If the key was out and it started, the ignition interlock and switch is done. 

Be careful and post up and update. Get a voltmeter/test light and start from the bottom up.


----------



## rusty baker (Feb 13, 2009)

could be a short.


----------



## jpearson311 (Dec 29, 2009)

Windows on Wash said:


> If the key was out and it started, the ignition interlock and switch is done.
> 
> Be careful and post up and update. Get a voltmeter/test light and start from the bottom up.


What is the ignition interlock and what do you mean start from the bottom up? Thanks!

Jesse


----------



## danpik (Sep 11, 2011)

Sounds like a bad/stuck solenoid. The ignition interlock only allows the power to get to the solenoid via the ignition switch. The solenoid is simply a switch in the positive cable from the battery to the starter. To verify this, unhook the small "hot" wire from the solenoid and hook the battery back up. This is the wire that energizes the solenoid to complete/close the circuit. If it still turns over then the solenoid is stuck in the closed position. Pretty unusuall, but I have seen it happen. If it does not turn over, then the problem lies in the ignition switch circuit.


----------



## 47_47 (Sep 11, 2007)

Try to safely do as much troubleshooting while the problem is active.

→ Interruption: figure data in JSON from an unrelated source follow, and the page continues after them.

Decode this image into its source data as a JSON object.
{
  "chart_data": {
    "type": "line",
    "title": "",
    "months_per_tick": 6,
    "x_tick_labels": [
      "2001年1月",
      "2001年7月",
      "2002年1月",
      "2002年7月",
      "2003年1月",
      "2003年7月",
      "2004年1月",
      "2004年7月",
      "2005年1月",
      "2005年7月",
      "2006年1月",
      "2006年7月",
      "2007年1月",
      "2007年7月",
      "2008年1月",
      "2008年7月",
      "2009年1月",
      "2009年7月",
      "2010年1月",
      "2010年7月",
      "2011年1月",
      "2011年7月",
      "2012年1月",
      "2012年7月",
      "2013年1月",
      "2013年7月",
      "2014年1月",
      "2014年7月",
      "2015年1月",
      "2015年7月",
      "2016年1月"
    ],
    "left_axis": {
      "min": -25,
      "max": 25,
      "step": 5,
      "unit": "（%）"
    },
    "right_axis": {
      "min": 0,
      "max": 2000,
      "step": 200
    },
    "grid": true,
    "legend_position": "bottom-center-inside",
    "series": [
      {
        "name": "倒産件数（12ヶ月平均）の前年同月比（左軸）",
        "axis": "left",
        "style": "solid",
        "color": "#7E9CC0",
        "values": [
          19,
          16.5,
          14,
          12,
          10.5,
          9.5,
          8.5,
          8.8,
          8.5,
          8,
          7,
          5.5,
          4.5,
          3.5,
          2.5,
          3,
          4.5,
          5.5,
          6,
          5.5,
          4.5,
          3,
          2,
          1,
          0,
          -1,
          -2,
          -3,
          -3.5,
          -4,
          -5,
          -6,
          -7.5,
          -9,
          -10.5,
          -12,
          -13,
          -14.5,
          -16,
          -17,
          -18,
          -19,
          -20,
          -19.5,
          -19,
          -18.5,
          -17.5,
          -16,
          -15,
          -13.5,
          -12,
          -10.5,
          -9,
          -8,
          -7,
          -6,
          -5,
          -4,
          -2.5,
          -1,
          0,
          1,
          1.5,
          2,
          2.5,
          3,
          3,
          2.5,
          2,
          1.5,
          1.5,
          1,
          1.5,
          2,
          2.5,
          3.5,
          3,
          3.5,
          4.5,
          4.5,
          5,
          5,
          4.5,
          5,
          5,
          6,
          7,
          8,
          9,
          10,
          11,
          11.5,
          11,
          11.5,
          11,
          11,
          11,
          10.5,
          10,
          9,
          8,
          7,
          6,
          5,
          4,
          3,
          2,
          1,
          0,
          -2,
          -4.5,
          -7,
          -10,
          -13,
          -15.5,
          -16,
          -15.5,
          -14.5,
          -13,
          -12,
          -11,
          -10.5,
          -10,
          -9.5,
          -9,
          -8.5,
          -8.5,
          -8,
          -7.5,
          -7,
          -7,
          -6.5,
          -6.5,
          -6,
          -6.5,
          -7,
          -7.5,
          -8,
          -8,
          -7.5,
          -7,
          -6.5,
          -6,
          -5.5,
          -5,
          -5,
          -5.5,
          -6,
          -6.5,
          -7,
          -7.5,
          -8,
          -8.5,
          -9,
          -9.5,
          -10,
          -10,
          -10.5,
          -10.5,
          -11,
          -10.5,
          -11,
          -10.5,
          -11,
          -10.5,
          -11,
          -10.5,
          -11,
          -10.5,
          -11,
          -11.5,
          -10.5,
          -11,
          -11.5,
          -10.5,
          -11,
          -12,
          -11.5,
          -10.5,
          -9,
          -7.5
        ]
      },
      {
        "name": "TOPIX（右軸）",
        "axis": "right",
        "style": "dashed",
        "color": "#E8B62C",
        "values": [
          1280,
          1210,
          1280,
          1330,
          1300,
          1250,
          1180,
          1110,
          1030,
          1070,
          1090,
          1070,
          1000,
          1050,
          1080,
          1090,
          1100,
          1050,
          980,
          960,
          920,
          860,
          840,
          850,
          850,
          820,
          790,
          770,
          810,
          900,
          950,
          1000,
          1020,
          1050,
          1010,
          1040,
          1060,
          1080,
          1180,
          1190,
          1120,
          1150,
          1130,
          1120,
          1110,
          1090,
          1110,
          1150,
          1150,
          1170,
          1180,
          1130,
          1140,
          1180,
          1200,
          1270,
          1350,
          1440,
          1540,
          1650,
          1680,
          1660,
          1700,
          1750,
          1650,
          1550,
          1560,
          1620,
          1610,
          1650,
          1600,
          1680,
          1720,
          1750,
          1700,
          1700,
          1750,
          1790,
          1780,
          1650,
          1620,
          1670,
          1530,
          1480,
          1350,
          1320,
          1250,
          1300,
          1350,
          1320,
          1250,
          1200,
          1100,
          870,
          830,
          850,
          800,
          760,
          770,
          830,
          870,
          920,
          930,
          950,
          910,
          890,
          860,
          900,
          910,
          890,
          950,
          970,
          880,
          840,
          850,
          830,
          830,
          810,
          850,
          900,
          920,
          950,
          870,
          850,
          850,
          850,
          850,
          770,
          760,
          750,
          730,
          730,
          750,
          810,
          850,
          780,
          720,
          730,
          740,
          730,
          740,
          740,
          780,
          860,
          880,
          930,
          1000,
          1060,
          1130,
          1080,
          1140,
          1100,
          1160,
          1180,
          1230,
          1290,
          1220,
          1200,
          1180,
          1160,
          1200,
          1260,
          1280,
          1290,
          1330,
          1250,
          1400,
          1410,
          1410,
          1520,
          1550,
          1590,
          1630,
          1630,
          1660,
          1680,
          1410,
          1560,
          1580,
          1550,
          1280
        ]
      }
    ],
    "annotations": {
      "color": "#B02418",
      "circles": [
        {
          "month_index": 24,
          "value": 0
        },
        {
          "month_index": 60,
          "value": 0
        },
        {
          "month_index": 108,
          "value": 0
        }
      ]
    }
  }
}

With both ends of the battery disconnected, check for continuity across the solenoid. You can use a dvom and measure resistance. If the resistance is zero (continuity), the solenoid is stuck.

Let us know the results of this test and how many small leads the solenoid has connected.


----------



## joed (Mar 13, 2005)

The solenoid coil wire could be shorted activating the solenoid.


----------



## Willie T (Jan 29, 2009)

Dunno what it is, but I want to be your auto parts guy. I might sell you a whole engine next. :whistling2:


----------



## Maintenance 6 (Feb 26, 2008)

If you saw smoke on the drivers side, low, at the rear of the engine, then I would check the ignition switch. The actual electrical ignition switch is close to the floor, mounted on top of the steering column tube. A rod runs up to the key switch. There may be a short in the wiring near near that switch. I am assuming that the truck is stick shift, but if it's automatic, then the neutral safety switch at the base of the steering column too. You could have a short there. Unplug them and inspect the connectors. Look for any burned tape or wrapping.


----------



## beenthere (Oct 11, 2008)

I don't like this kind of thread. The Op has a dangerous situation going on. And with no update, we don't know if he got seriously injured. Or managed to fix it, and all is ok.


----------